Photocopied pages, cut-and-pasted texts and flawed graphics become the visual language of a generation that prefers urgency to order, authenticity to gloss. Fanzines do not seek approval: they shout, whisper and tell stories. And they do so with the means at their disposal.
The exhibition Fanzine! The rough appeal of DIY publishing presents, for the first time, a selection of Italian fanzines from the 1980s and 1990s that have become part of the Archivio del '900 heritage over the last two years, thanks to small and large donations. This valuable collection consists primarily of materials from Piermario Ciani’s archive, but also includes collections donated by Cesare Assenzio, Paolo Chang, Daniele Ciullini, Paolo Della Grazia, Jenamarie Filaccio, Guido Andrea Pautasso and Miguel Piccolrovazzi. Taken as a whole, this body of works opens up new avenues of research into the Mart’s book heritage, and interacts with the numerous experimental materials already in the Library, such as artist’s books and magazines, livres de peintre and volumes about the historical avant-garde.
The selection focuses mainly on the 1980s, the golden decade of zines, with titles such as Arte Postale!, Harpo’s Bulletin, 115/220, Onda 400, Attack punkzine, T.V.O.R. – Teste Vuote Ossa Rotte, Stanza 101 and Musique mecanique, the latter with bizarre attachments such as plastic roses and engine grease.

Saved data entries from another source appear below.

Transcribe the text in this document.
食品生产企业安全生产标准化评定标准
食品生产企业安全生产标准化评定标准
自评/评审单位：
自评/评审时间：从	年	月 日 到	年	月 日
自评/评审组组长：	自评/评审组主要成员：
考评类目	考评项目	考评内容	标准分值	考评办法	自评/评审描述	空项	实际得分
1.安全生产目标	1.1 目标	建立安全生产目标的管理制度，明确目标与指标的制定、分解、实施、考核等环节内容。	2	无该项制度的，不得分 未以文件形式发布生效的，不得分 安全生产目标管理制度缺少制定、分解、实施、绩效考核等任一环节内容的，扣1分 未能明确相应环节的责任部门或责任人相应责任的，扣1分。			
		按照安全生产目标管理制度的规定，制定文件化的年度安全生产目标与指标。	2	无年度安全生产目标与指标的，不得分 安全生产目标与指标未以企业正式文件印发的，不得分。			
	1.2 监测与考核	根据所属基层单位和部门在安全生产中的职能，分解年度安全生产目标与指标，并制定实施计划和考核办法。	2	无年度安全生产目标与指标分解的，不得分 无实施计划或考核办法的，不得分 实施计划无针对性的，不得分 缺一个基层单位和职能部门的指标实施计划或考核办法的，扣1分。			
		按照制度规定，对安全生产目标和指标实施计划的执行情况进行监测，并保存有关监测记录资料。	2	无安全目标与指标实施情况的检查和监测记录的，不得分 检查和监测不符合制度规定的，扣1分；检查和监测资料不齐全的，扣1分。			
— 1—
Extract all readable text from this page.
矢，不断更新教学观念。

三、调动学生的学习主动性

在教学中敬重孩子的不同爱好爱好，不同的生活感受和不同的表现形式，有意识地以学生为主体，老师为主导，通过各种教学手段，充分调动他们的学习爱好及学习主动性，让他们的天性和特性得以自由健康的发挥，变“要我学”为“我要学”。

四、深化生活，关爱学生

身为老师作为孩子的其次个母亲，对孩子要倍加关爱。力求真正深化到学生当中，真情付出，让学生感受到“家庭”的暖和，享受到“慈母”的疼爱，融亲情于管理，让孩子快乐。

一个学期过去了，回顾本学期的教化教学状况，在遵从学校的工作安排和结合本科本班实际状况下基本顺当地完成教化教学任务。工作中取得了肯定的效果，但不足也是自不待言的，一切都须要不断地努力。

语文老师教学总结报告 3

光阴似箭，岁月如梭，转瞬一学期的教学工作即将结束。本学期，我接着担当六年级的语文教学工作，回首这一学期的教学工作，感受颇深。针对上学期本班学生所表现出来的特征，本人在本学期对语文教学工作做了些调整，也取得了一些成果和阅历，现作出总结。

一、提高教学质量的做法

Each zine reflects a musical and countercultural identity, from the punk of Punkaminazione to the dark sounds of Amen, the Jamaican sound of Ital Raggae and the noise of Idola Tribus.
In the 1990s, desktop publishing introduced new themes and aesthetics.
The titles on display include Lamer Xtrerm in Neuronet (cyberpunk, bound with a bolt), Cyberpunk videozine (VHS), Luther Blissett. Rivista mondiale di guerra psichica, Unexpected communication and Torazine, as well as publications more closely tied to the world of entertainment, such as the free press Riviera beat.
Finally, recent zines are represented by Disegni matti and Vinile rotto, highlighting the contemporary creative energy of DIY publishing.
The exhibition also includes Brain cell, a Japanese mail art zine by Ryosuke Cohen, and the Mart preserves the first 550 issues of this title, all available in the museum’s Digital Library on the Internet Archive.
Beyond the exhibition
The themes of the exhibition will be explored in greater depth at the event Fanzine: il lato punk dell’editoria [Fanzine: the punk side of publishing], on Wednesday 19 November at 5:30 pm. In the foyer of the Archivio del ‘900, Marco Philopat, writer, publisher, activist and scholar of underground cultures, will talk to Duccio Dogheria, Archivio del ‘900 Mart.